Call stop_incompatible_cast()
if you can determine from the
attributes that the types are not compatible.
Detect incompatible values. Usually this is because the target type is too restricted for the values supported by the input type. For example, a fractional number can’t be converted to an integer. The method should throw an error in that case.
Return the input vector converted to the target type if all values are
compatible. Whereas vec_ptype2()
must return the same type when the
inputs are permuted, vec_cast()
is directional. It always returns
the type of the right-hand side, or dies trying.
The dispatch mechanism for vec_ptype2()
and vec_cast()
looks like S3
but is actually a custom mechanism. Compared to S3, it has the following
differences:
It dispatches on the classes of the first two inputs.

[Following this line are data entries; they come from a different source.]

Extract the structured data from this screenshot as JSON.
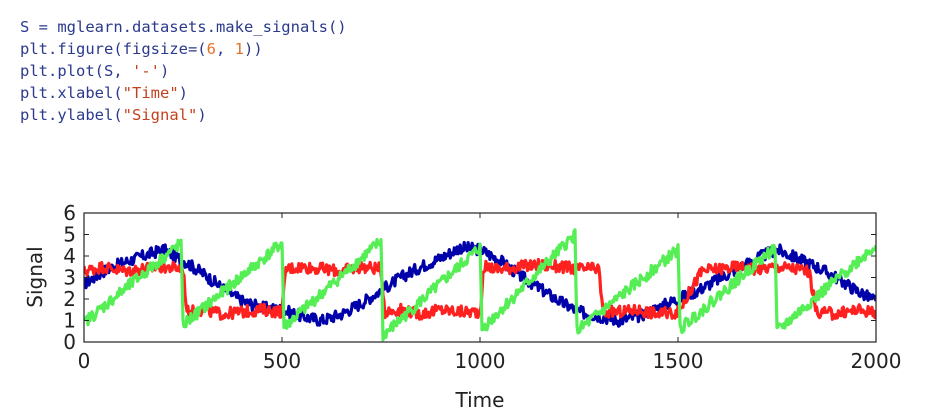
{
  "code": {
    "lines": [
      "S = mglearn.datasets.make_signals()",
      "plt.figure(figsize=(6, 1))",
      "plt.plot(S, '-')",
      "plt.xlabel(\"Time\")",
      "plt.ylabel(\"Signal\")"
    ]
  },
  "chart_data": {
    "type": "line",
    "xlabel": "Time",
    "ylabel": "Signal",
    "xlim": [
      0,
      2000
    ],
    "ylim": [
      0,
      6
    ],
    "xticks": [
      0,
      500,
      1000,
      1500,
      2000
    ],
    "yticks": [
      0,
      1,
      2,
      3,
      4,
      5,
      6
    ],
    "grid": false,
    "series": [
      {
        "color": "#0000aa",
        "x": [
          0,
          50,
          100,
          150,
          200,
          250,
          300,
          350,
          400,
          450,
          500,
          550,
          600,
          650,
          700,
          750,
          800,
          850,
          900,
          950,
          1000,
          1050,
          1100,
          1150,
          1200,
          1250,
          1300,
          1350,
          1400,
          1450,
          1500,
          1550,
          1600,
          1650,
          1700,
          1750,
          1800,
          1850,
          1900,
          1950,
          2000
        ],
        "values": [
          2.7,
          3.3,
          3.7,
          4.0,
          4.3,
          3.8,
          3.2,
          2.5,
          1.9,
          1.6,
          1.5,
          1.2,
          1.0,
          1.3,
          1.8,
          2.4,
          3.0,
          3.5,
          3.9,
          4.4,
          4.3,
          3.8,
          3.1,
          2.5,
          1.9,
          1.4,
          1.2,
          1.0,
          1.2,
          1.6,
          2.0,
          2.4,
          2.9,
          3.4,
          3.9,
          4.3,
          3.9,
          3.5,
          3.0,
          2.4,
          1.9
        ]
      },
      {
        "color": "#ff2020",
        "x": [
          0,
          50,
          100,
          150,
          200,
          250,
          260,
          300,
          350,
          400,
          450,
          500,
          510,
          550,
          600,
          650,
          700,
          750,
          760,
          800,
          850,
          900,
          950,
          1000,
          1010,
          1050,
          1100,
          1150,
          1200,
          1250,
          1300,
          1310,
          1350,
          1400,
          1450,
          1500,
          1560,
          1600,
          1650,
          1700,
          1750,
          1800,
          1830,
          1850,
          1900,
          1950,
          2000
        ],
        "values": [
          3.3,
          3.5,
          3.3,
          3.4,
          3.5,
          3.4,
          1.4,
          1.5,
          1.3,
          1.4,
          1.5,
          1.4,
          3.4,
          3.5,
          3.4,
          3.3,
          3.5,
          3.4,
          1.4,
          1.5,
          1.3,
          1.5,
          1.4,
          1.4,
          3.5,
          3.4,
          3.5,
          3.6,
          3.5,
          3.4,
          3.4,
          1.4,
          1.4,
          1.5,
          1.3,
          1.4,
          3.3,
          3.4,
          3.5,
          3.4,
          3.5,
          3.4,
          3.3,
          1.4,
          1.3,
          1.5,
          1.4
        ]
      },
      {
        "color": "#55ee55",
        "x": [
          0,
          245,
          250,
          500,
          505,
          750,
          755,
          1000,
          1005,
          1240,
          1245,
          1500,
          1505,
          1745,
          1750,
          2000
        ],
        "values": [
          0.9,
          4.6,
          0.8,
          4.6,
          0.7,
          4.7,
          0.3,
          4.4,
          0.6,
          5.0,
          0.5,
          4.3,
          0.6,
          4.4,
          0.5,
          4.5
        ]
      }
    ]
  }
}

There is no inheritance of ptype2 and cast methods. This is because the S3 class hierarchy is not necessarily the same as the coercion hierarchy.
NextMethod()
does not work. Parent methods must be called explicitly
if necessary.
The default method is hard-coded.
The determination of the common type of data frames with vec_ptype2()
happens in three steps:
Match the columns of the two input data frames. If some columns
don’t exist, they are created and filled with adequately typed NA
values.
Find the common type for each column by calling vec_ptype2()
on
each pair of matched columns.
Find the common data frame type. For example the common type of a grouped tibble and a tibble is a grouped tibble because the latter is the richer type. The common type of a data table and a data frame is a data table.
vec_cast()
operates similarly. If a data frame is cast to a target
type that has fewer columns, this is an error.

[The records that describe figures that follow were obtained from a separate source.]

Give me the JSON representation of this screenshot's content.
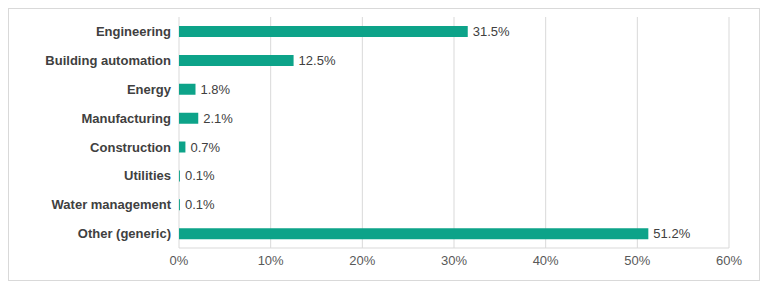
{
  "chart_data": {
    "type": "bar",
    "orientation": "horizontal",
    "categories": [
      "Engineering",
      "Building automation",
      "Energy",
      "Manufacturing",
      "Construction",
      "Utilities",
      "Water management",
      "Other (generic)"
    ],
    "values": [
      31.5,
      12.5,
      1.8,
      2.1,
      0.7,
      0.1,
      0.1,
      51.2
    ],
    "value_labels": [
      "31.5%",
      "12.5%",
      "1.8%",
      "2.1%",
      "0.7%",
      "0.1%",
      "0.1%",
      "51.2%"
    ],
    "data_labels": true,
    "color": "#0da389",
    "xlim": [
      0,
      60
    ],
    "xticks": [
      {
        "value": 0,
        "label": "0%"
      },
      {
        "value": 10,
        "label": "10%"
      },
      {
        "value": 20,
        "label": "20%"
      },
      {
        "value": 30,
        "label": "30%"
      },
      {
        "value": 40,
        "label": "40%"
      },
      {
        "value": 50,
        "label": "50%"
      },
      {
        "value": 60,
        "label": "60%"
      }
    ],
    "grid": true
  }
}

If you are implementing coercion methods for data frames, you will need
to explicitly call the parent methods that perform the common type
determination or the type conversion described above. These are exported
as df_ptype2()
and df_cast()
.
Being too strict with data frame combinations would cause too much pain because there are many data frame subclasses in the wild that don’t implement vctrs methods. We have decided to implement a special fallback behaviour for foreign data frames. Incompatible data frames fall back to a base data frame:
df1 <- data.frame(x = 1)
df2 <- structure(df1, class = c("foreign_df", "data.frame"))vec_rbind(df1, df2)
#> x
#> 1 1
#> 2 1
When a tibble is involved, we fall back to tibble:
df3 <- tibble::as_tibble(df1)vec_rbind(df1, df3)
#> # A tibble: 2 x 1
#> x
#> <dbl>
#> 1 1
#> 2 1
These fallbacks are not ideal but they make sense because all data frames share a common data structure. This is not generally the case for vectors. For example factors and characters have different representations, and it is not possible to find a fallback time mechanically.
However this fallback has a big downside: implementing vctrs methods for your data frame subclass is a breaking behaviour change. The proper coercion behaviour for your data frame class should be specified as soon as possible to limit the consequences of changing the behaviour of your class in R scripts.